PRESERVING A MILITARY LEGACY FOR FUTURE GENERATIONS
The following Reflection represents STG2 Joseph Jordan’s legacy of their military service from 1964 to 1970. If you are a Veteran, consider preserving a record of your own military service, including your memories and photographs, on Togetherweserved.com (TWS), the leading archive of living military history. The Service Reflections is an easy-to-complete self-interview, located on your TWS Military Service Page, which enables you to remember key people and events from your military service and the impact they made on your life.
Of all your duty stations you were assigned to from your Military Service, which one(s) do you have fondest memories of and why?
Of all my duty stations, my favorite was the USS Norfolk DL-1.
Honestly, everything I recall about the Norfolk is that she and the men aboard her were unique and outstanding. I’m not saying they were without fault. Both the ship and my shipmates had their faults, but I found it easy to overlook them.
The Norfolk was experimental, and I was never again aboard a vessel with her remarkable attributes. In Sonar, we had an experimental sonar, SQS-23E, but we also had mounted beside the sonar stack a repeater for a surface search radar. That was fantastic because we could see below and above the surface at the same time and thereby determine, on our own, what sonar contacts were viable.
My most memorable experiences occurred during the UNITAS VIII cruise. We spent an average of five days in each port while steaming completely around South America on a goodwill cruise. My favorite ports on that cruise were Valparaiso, Chile; Buenos Aires, Argentina and Rio de Janeiro, Brazil.

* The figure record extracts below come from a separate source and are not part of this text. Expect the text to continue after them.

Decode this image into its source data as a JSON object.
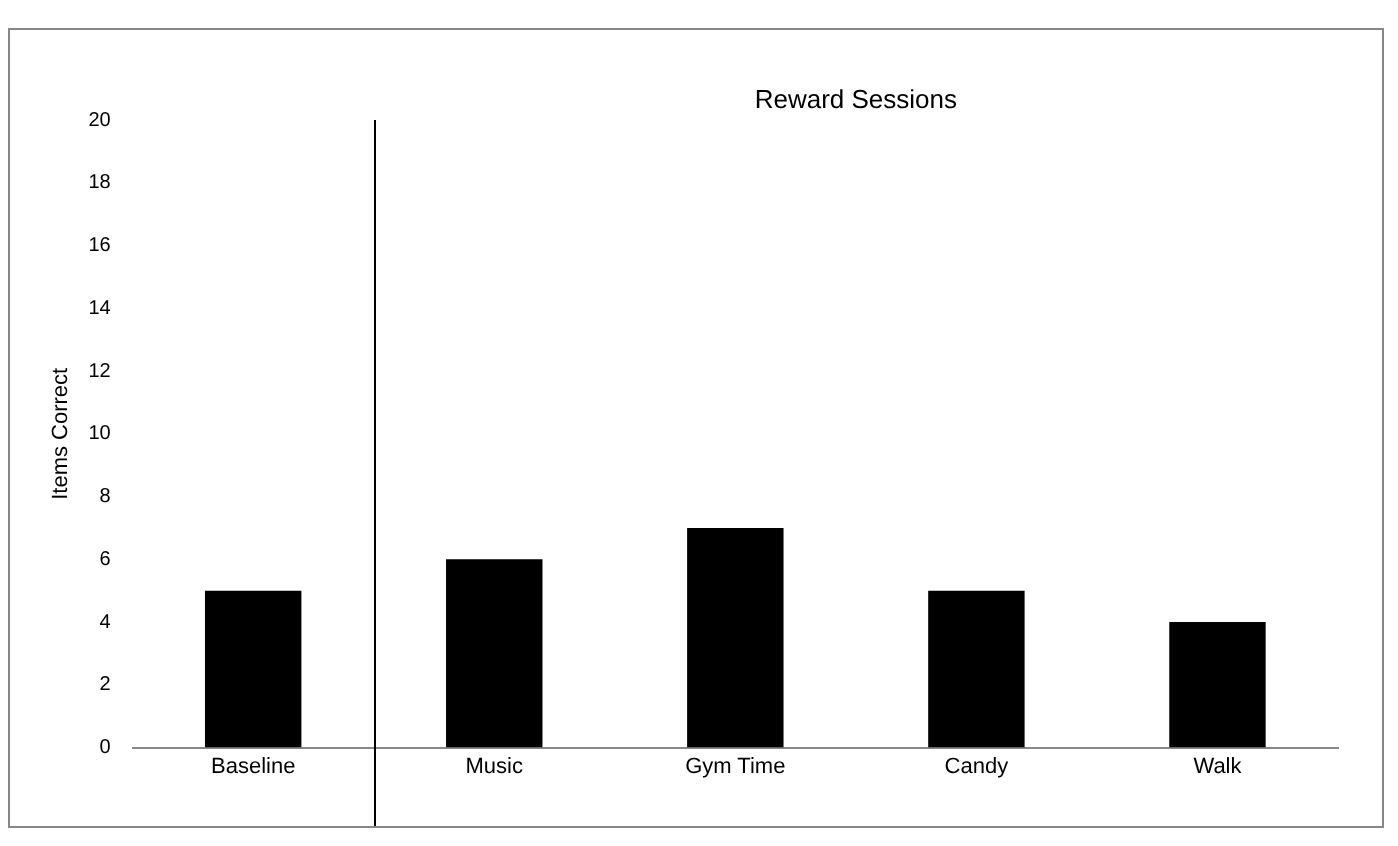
{
  "chart_data": {
    "type": "bar",
    "ylabel": "Items Correct",
    "annotations": [
      "Reward Sessions"
    ],
    "categories": [
      "Baseline",
      "Music",
      "Gym Time",
      "Candy",
      "Walk"
    ],
    "values": [
      5,
      6,
      7,
      5,
      4
    ],
    "color": "#000000",
    "ylim": [
      0,
      20
    ],
    "yticks": [
      0,
      2,
      4,
      6,
      8,
      10,
      12,
      14,
      16,
      18,
      20
    ],
    "grid": false,
    "legend": false
  }
}
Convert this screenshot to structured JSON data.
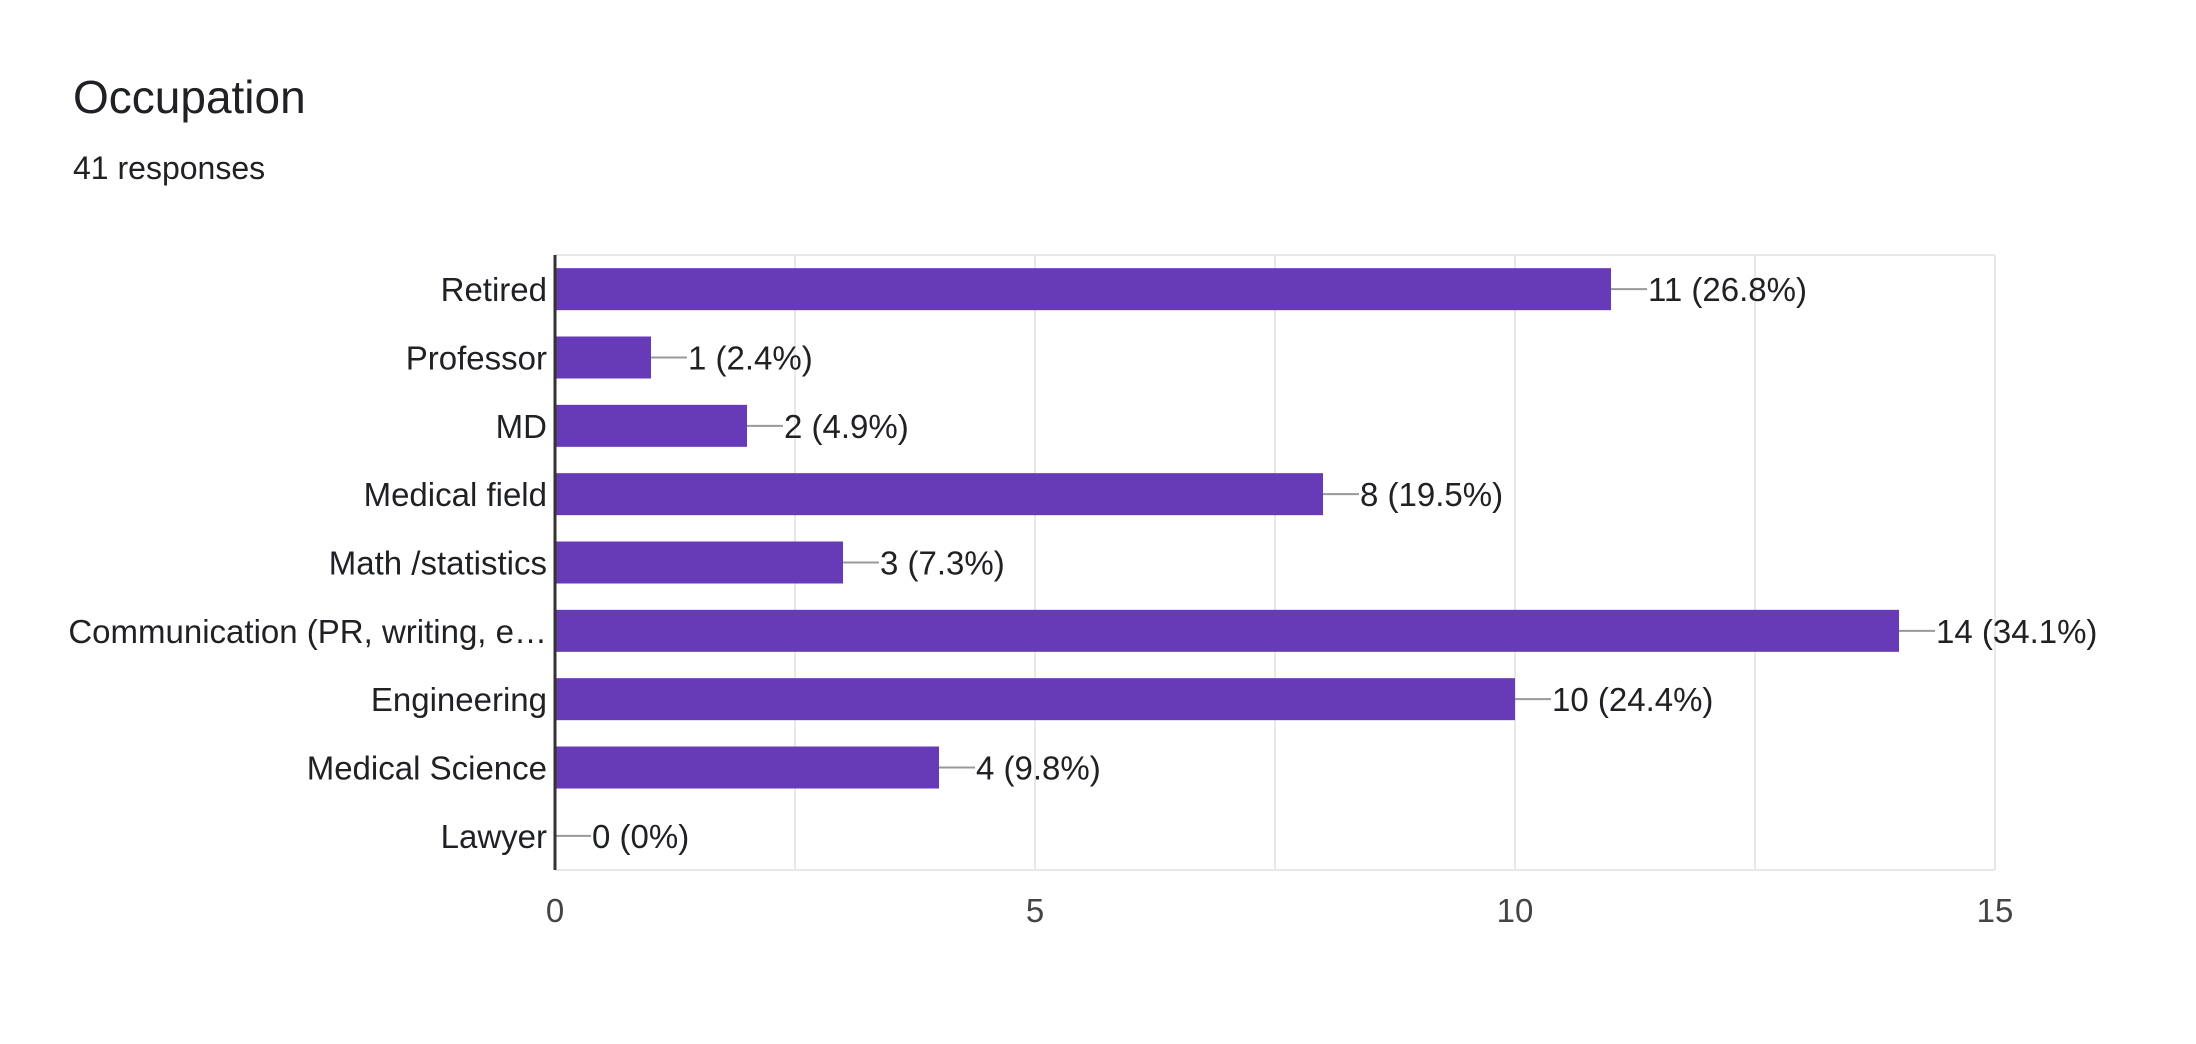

In Buenos Aires, our ship’s band, five strong, with me playing my part on the Baritone, played on what could only be described as the American Bandstand for most of South America. I think we played songs: “Lonely Bull” by the Tijuana Brass and our old standby, “Anchors Aweigh.” Now that was unique. When we went to exit the building, we were absolutely mobbed by Argentine females.
Before our landing in Buenos Aires, a news crew had accompanied us from Rio. Our band was filmed and interviewed. Our default leader, Tommy (Murky) Waters (electric guitar), led the discussion for our part.
In Rio, we played football on Panama Beach. We played with two piles of clothes serving to delineate one side of the field and the ocean serving as the other. We played with Jungle Rules and had the best time ever. We paid the price for our fun, though, as everyone came down with a bad case of sunburn.
These are just some of my favorite times aboard the USS Norfolk DL-1. I could write much more, but for the word limit on this piece.